Our Loyalty to Europe in 2014 Rewarded with Attacks and Negativity, Says Azerbaijan
BAKU, Azerbaijan, December 8, 2014 /PRNewswire/ --
Azerbaijan's delegation to the Euronest Parliamentary Assembly believes 2014 has been a year of "attacks, resolutions and declarations" against their country, which now casts a "grave shadow" over the objectivity of the European Parliament.
The head of the delegation, Elkhan Suleymanov, said Azerbaijan has effectively been punished for its positive engagement with Europe through the Eastern Partnership Initiative of the EU.

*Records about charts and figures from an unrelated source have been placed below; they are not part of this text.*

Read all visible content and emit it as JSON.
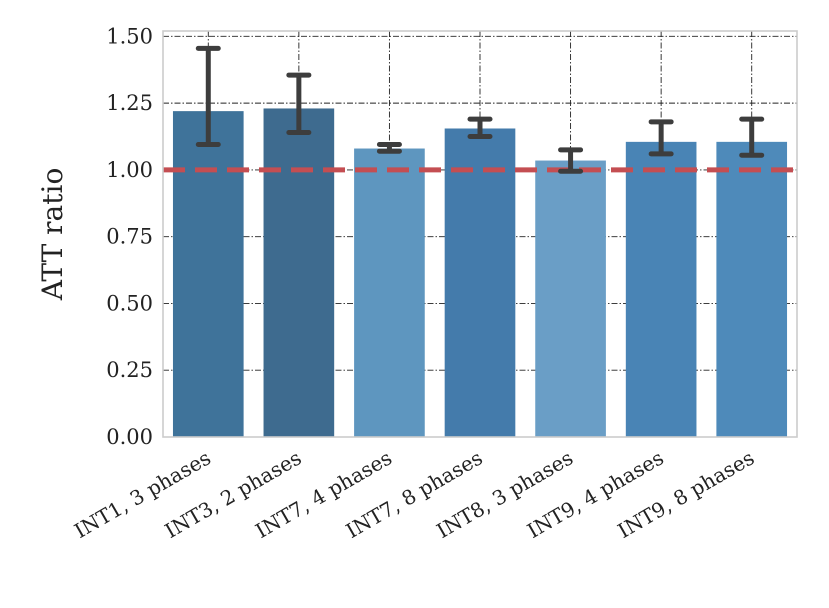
{
  "chart_data": {
    "type": "bar",
    "title": "",
    "xlabel": "",
    "ylabel": "ATT ratio",
    "ylim": [
      0,
      1.52
    ],
    "yticks": [
      "0.00",
      "0.25",
      "0.50",
      "0.75",
      "1.00",
      "1.25",
      "1.50"
    ],
    "ytick_values": [
      0,
      0.25,
      0.5,
      0.75,
      1.0,
      1.25,
      1.5
    ],
    "categories": [
      "INT1, 3 phases",
      "INT3, 2 phases",
      "INT7, 4 phases",
      "INT7, 8 phases",
      "INT8, 3 phases",
      "INT9, 4 phases",
      "INT9, 8 phases"
    ],
    "values": [
      1.22,
      1.23,
      1.08,
      1.155,
      1.035,
      1.105,
      1.105
    ],
    "error_low": [
      1.095,
      1.14,
      1.07,
      1.125,
      0.995,
      1.06,
      1.055
    ],
    "error_high": [
      1.455,
      1.355,
      1.095,
      1.19,
      1.075,
      1.18,
      1.19
    ],
    "bar_colors": [
      "#3f739a",
      "#3e6b8f",
      "#5e96bf",
      "#447bab",
      "#6a9ec6",
      "#4984b5",
      "#4e8aba"
    ],
    "reference_line": {
      "value": 1.0,
      "color": "#c44e52",
      "style": "dashed"
    },
    "grid": true,
    "legend": "none"
  }
}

He is concerned that Azerbaijan has been singled out for criticism while rival Armenia chooses to "abandon ties with the EU" by joining the Russian-led Eurasian Customs Unions. Given this move, Suleymanov questions why Armenia has been rewarded with even more EU funding and the privilege of hosting the next Euronest Plenary Session in Yerevan next year, a meeting Azerbaijan will boycott.
All these factors, he said in an open letter to the European Parliament Conference of Presidents last week, "casts a shadow over the whole EP."
Suleymanov is also critical of an October report, which looked at ways of building stronger partnerships between the EU and eastern partner countries via the European Neighbourhood Instrument.
The report focussed on the crisis in Ukraine and "condemns the Russian aggression in eastern Ukraine and the illegal annexation of Crimea". But it makes no mention of Azerbaijan's land annexed by Armenia and the continuing suffering that has been caused. Armenia's occupation of Nagorno-Karabakh and surrounding Azerbaijani territories has been condemned by a number of international organisations, including the United Nations Security Council and the European Parliament.
"The Azerbaijani people demand from the European Union to show the same level of support for Azerbaijan, the 20% territory which is under occupation for over 23 years, as it has for Ukraine today," Suleymanov wrote.
He further noted that his views on Europe's failings were echoed by His Holiness Pope Francis in his recent address to the plenary session of the European Parliament.
The Pope said: "In recent years, as the European Union has expanded, there has been growing mistrust on the part of citizens towards institutions considered to be aloof, engaged in laying down rules perceived as insensitive to individual peoples, if not downright harmful."
But despite these concerns, Suleymanov remains positive about 2015. He concluded his letter expressing the hope that the European Parliament can "present an objective face towards Azerbaijan" next year.